# Broker for forex futures?



## jkool (23 April 2012)

Hello,

I have look through few threads here and found some good recommendations for forex brokers. This is great for spot trading however could anyone please recommend a broker who allows me to hedge my trading using forex futures?

Basically I am searching for a forex tool (a future / an option) allowing me to "lock in" todays exchange rate for duration of say 1-3 months. 

Appreciate your help

jkool


----------



## havaiana (23 May 2012)

Igmarkets have Options for this, no idea how competitive they are in terms of transaction costs


----------



## Trembling Hand (23 May 2012)

jkool said:


> I have look through few threads here and found some good recommendations for forex brokers. This is great for spot trading however could anyone please recommend a broker who allows me to hedge my trading using forex futures?
> 
> Basically I am searching for a forex tool (a future / an option) allowing me to "lock in" todays exchange rate for duration of say 1-3 months.
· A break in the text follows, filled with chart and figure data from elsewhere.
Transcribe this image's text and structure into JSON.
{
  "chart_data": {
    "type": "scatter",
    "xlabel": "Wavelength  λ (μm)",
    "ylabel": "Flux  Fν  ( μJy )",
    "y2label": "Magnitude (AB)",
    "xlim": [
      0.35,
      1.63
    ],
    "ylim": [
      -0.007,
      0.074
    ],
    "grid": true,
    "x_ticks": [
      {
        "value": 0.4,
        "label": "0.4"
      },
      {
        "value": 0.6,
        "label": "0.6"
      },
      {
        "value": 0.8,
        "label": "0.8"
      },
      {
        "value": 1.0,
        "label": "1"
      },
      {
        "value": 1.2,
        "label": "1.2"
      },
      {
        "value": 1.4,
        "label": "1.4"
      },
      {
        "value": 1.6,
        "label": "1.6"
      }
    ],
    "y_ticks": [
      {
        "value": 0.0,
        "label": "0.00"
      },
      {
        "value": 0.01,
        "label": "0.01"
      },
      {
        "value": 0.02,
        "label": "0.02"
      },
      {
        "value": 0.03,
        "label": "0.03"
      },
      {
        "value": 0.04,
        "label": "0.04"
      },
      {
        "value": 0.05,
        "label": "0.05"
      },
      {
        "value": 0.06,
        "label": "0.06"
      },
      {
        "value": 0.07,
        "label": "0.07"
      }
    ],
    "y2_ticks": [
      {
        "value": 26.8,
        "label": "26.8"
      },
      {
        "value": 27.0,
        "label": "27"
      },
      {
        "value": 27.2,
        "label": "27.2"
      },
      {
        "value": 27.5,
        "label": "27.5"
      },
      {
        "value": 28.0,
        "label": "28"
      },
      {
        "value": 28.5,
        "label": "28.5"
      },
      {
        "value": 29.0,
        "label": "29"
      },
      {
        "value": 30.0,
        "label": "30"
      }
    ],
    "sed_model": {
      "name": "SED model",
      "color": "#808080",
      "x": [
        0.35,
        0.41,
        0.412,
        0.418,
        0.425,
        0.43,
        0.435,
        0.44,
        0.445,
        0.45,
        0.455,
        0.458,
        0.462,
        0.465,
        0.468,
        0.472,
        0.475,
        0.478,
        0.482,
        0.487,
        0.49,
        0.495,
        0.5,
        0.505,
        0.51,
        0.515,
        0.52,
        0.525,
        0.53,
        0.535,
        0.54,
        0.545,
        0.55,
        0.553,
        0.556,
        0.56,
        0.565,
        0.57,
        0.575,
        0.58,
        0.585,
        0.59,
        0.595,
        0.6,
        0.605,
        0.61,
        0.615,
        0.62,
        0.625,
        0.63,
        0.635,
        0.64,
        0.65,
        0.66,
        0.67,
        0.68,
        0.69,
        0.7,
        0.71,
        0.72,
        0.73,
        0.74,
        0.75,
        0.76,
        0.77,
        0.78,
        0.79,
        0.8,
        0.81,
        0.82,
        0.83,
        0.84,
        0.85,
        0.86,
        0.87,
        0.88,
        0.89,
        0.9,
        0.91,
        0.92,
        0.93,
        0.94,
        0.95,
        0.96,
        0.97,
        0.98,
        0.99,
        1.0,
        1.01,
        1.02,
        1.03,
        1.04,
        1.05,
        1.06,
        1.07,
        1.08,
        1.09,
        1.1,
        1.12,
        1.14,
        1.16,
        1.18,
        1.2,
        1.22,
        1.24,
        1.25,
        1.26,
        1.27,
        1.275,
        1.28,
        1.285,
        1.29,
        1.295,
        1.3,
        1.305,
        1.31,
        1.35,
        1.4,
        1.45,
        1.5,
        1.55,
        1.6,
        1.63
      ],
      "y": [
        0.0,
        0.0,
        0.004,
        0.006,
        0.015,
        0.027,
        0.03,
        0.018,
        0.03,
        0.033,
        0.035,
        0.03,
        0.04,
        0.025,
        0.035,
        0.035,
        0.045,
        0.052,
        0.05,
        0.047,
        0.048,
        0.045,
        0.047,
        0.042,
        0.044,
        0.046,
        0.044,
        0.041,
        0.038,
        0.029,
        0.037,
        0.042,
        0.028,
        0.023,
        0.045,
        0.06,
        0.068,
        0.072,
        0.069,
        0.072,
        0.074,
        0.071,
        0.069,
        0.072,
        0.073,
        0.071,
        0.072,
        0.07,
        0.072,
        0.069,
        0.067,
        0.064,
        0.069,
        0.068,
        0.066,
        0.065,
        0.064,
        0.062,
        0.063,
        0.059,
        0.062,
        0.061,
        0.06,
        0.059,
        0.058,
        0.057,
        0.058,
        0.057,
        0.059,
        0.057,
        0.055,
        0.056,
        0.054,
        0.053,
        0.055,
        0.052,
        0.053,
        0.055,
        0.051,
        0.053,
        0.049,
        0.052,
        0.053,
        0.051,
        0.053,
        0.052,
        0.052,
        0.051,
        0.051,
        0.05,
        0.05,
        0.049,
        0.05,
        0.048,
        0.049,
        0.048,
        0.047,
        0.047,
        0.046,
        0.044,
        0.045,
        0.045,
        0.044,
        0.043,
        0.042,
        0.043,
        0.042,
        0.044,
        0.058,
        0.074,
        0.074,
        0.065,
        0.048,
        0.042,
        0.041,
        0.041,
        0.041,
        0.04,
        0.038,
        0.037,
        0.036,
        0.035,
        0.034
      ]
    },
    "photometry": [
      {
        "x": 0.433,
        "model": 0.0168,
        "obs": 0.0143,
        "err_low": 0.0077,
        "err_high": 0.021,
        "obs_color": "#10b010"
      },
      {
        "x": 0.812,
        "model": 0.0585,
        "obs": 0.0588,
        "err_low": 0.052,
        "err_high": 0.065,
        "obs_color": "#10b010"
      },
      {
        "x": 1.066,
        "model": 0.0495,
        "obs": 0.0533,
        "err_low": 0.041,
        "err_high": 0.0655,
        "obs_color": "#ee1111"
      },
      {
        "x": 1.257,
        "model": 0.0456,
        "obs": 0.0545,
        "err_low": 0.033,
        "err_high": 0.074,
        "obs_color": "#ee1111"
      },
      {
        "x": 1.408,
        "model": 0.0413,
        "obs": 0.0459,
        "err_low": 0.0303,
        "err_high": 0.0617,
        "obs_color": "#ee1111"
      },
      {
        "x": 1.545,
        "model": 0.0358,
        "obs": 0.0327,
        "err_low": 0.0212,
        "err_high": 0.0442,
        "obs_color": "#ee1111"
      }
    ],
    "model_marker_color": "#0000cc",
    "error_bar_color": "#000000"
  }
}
You can do that with spot FX. Futs are generally big contracts around $100,000 value. Why can you not just use spot FX


----------



## TulipFX (24 May 2012)

jkool said:


> Hello,
> 
> I have look through few threads here and found some good recommendations for forex brokers. This is great for spot trading however could anyone please recommend a broker who allows me to hedge my trading using forex futures?
> 
> ...




Perhaps this service might be of use to you: http://www.ozforex.com.au/our-services/fx-options


----------



## havaiana (24 May 2012)

TulipFX said:


> Perhaps this service might be of use to you: http://www.ozforex.com.au/our-services/fx-options




and another aussie one here:
http://forexsport.com/


----------